The multiplier: Abundance reveals AI's true potential

To understand AI's potential, factor in abundance.

The multiplier: Abundance reveals AI's true potential

Right now, most people use AI moment-to-moment, for minor things. There are glimpses, especially in OpenAI's $200 tier, of the next phase: it working while you go make a cup of tea.

But the conversation about this technology's potential has become beholden to its daily reality. We used to talk about AI as sci-fi magic, now it's "can it make my Powerpoint slides."

I think to understand where we are going, you need to factor in a greater idea of abundance.

You won't ask a product to make you a prototype of an app. You'll ask it to work on 5. Or 10. Or 50.

You don't have to keep correcting the mistakes it's adding to one of those tasks or workflows. You just kill off the branches that aren't working, in favour of those making progress.

You don't replace a worker with an AI, you replace work with a multiplier. Many experiments, many potential routes explored, with an orchestrator guiding them. The power of the editor leveraged and adding value.

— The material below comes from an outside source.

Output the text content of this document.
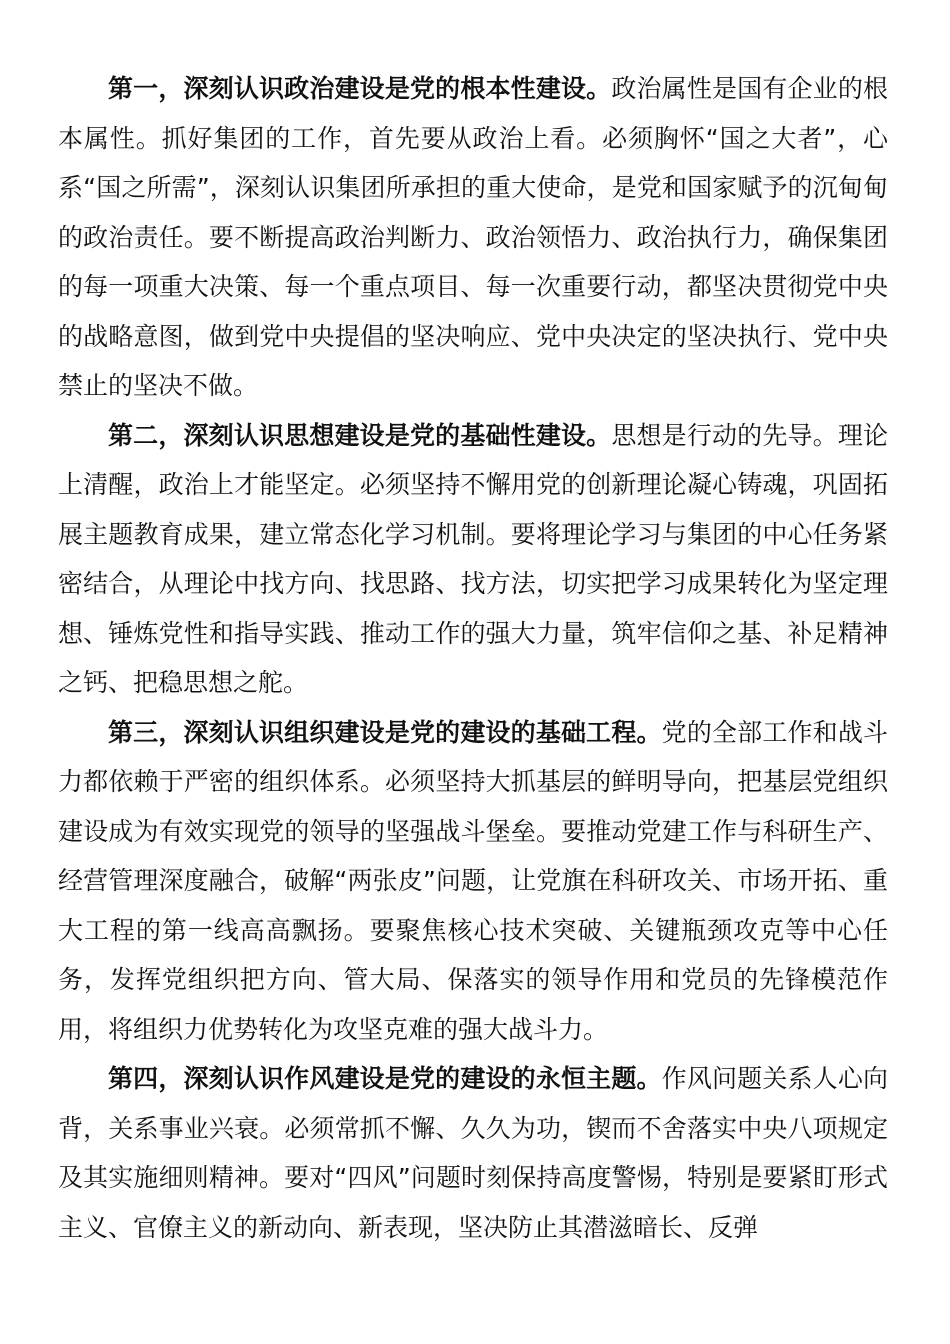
第一，深刻认识政治建设是党的根本性建设。政治属性是国有企业的根本属性。抓好集团的工作，首先要从政治上看。必须胸怀“国之大者”，心系“国之所需”，深刻认识集团所承担的重大使命，是党和国家赋予的沉甸甸的政治责任。要不断提高政治判断力、政治领悟力、政治执行力，确保集团的每一项重大决策、每一个重点项目、每一次重要行动，都坚决贯彻党中央的战略意图，做到党中央提倡的坚决响应、党中央决定的坚决执行、党中央禁止的坚决不做。

第二，深刻认识思想建设是党的基础性建设。思想是行动的先导。理论上清醒，政治上才能坚定。必须坚持不懈用党的创新理论凝心铸魂，巩固拓展主题教育成果，建立常态化学习机制。要将理论学习与集团的中心任务紧密结合，从理论中找方向、找思路、找方法，切实把学习成果转化为坚定理想、锤炼党性和指导实践、推动工作的强大力量，筑牢信仰之基、补足精神之钙、把稳思想之舵。

第三，深刻认识组织建设是党的建设的基础工程。党的全部工作和战斗力都依赖于严密的组织体系。必须坚持大抓基层的鲜明导向，把基层党组织建设成为有效实现党的领导的坚强战斗堡垒。要推动党建工作与科研生产、经营管理深度融合，破解“两张皮”问题，让党旗在科研攻关、市场开拓、重大工程的第一线高高飘扬。要聚焦核心技术突破、关键瓶颈攻克等中心任务，发挥党组织把方向、管大局、保落实的领导作用和党员的先锋模范作用，将组织力优势转化为攻坚克难的强大战斗力。

第四，深刻认识作风建设是党的建设的永恒主题。作风问题关系人心向背，关系事业兴衰。必须常抓不懈、久久为功，锲而不舍落实中央八项规定及其实施细则精神。要对“四风”问题时刻保持高度警惕，特别是要紧盯形式主义、官僚主义的新动向、新表现，坚决防止其潜滋暗长、反弹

I think this also recognises something often missing in business today – the element of luck. Yes, you can listen to your customers, make decisions based on what you infer from their needs.

But getting it right or wrong depends on endless factors – and I would argue often comes down more to personal inspiration (what imagination can you apply to solving their problems, instead of just hearing their words?) than many successful people feel comfortable accepting.

The clearest way to think about AI's future is not some singular Artificial General Intelligence you work with. But a fleet of explorers giving you more options than you ever had before.

This will rely more than ever on the person in control making the final decision. Taste, choice, decisiveness – these will drive success.

And to me, that makes work more human than ever.